M. Guterres s’est félicité de l’engagement systématique du Conseil de sécurité en faveur de la protection des enfants ces 21 dernières années ainsi que des progrès accomplis.

« Un plaidoyer soutenu a conduit à des changements dans la loi et à une meilleure coopération avec les ministères et les armées. En Afghanistan, par exemple, des unités de protection de l'enfance ont été créées dans chaque province, et le recrutement et l'utilisation d'enfants ont été érigés en infraction pénale » a-t-il mis en exergue.

Des campagnes telles que ‘Enfants, pas soldats’ et de nouvelles lois sur la protection ont contribué à un consensus mondial sur le fait que les enfants ne doivent jamais être utilisés dans les conflits, a ajouté le Secrétaire général.

« Toutefois, malgré ces efforts, les chiffres des violations graves commises à l'encontre des enfants dans les conflits continuent d'augmenter », a-t-il regretté.
 

Faire tout ce qui est en notre pouvoir pour protéger les enfants

M. Guterres a affirmé que sa Représentante spéciale pour les enfants dans les conflits armés, Virginia Gamba, œuvrait actuellement à améliorer la situation des enfants en République centrafricaine au Myanmar et au Yémen et qu’elle était prête à soutenir tous les États membres dans cet effort, en particulier le Mali, la Syrie et le Yémen.

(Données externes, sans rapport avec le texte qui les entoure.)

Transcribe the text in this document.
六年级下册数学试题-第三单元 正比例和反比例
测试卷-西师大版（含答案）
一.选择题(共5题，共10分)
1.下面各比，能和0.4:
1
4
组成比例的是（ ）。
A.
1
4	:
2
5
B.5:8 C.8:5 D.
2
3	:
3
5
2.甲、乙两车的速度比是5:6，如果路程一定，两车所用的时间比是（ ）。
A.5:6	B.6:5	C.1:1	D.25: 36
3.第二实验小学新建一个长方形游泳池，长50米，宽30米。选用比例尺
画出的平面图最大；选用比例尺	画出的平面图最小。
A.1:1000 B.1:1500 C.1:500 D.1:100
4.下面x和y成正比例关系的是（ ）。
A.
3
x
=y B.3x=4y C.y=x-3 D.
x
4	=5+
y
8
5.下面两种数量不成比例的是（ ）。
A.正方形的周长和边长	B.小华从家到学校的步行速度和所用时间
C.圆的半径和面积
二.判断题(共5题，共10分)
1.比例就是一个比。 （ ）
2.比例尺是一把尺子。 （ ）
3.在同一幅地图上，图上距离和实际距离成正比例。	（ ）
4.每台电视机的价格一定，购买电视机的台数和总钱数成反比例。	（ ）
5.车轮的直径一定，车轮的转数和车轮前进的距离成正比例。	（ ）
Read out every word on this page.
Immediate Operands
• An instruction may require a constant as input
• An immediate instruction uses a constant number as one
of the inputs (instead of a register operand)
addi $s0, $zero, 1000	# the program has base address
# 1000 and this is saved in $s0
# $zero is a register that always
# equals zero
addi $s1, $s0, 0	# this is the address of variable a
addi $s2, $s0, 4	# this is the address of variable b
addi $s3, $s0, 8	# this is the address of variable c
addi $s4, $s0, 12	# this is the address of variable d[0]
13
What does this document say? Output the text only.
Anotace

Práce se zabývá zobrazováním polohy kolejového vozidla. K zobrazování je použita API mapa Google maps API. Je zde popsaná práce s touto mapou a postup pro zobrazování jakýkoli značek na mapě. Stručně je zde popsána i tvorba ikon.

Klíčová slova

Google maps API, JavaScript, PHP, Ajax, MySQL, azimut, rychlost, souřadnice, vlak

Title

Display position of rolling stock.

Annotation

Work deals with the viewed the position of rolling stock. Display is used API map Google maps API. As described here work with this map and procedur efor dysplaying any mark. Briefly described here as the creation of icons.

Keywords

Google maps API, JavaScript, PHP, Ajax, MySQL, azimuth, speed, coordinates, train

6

« Il est de notre devoir fondamental, en tant que dirigeants, de faire tout ce qui est en notre pouvoir pour protéger les enfants, notre avenir, du chaos et de la folie des guerres qui n'ont rien à voir avec eux. Ensemble, nous commençons à faire des progrès. Je vous invite à poursuivre sur cette voie », a exhorté M. Guterres. 

La réunion du Conseil de sécurité a été organisée par la Belgique, qui préside actuellement l’organe onusien, à l’occasion de la Journée internationale contre l’utilisation des enfants dans les conflits armés, en présence de sa Majesté Philippe, Roi des Belges.

Dans une déclaration présidentielle, le Conseil de sécurité s'est félicité de l'élaboration du guide et a encouragé le Secrétaire général à diffuser largement ces orientations et à promouvoir leur utilisation dans les processus de paix et de médiation soutenus, parrainés et facilités par les Nations unies (S/PRST/2020/3).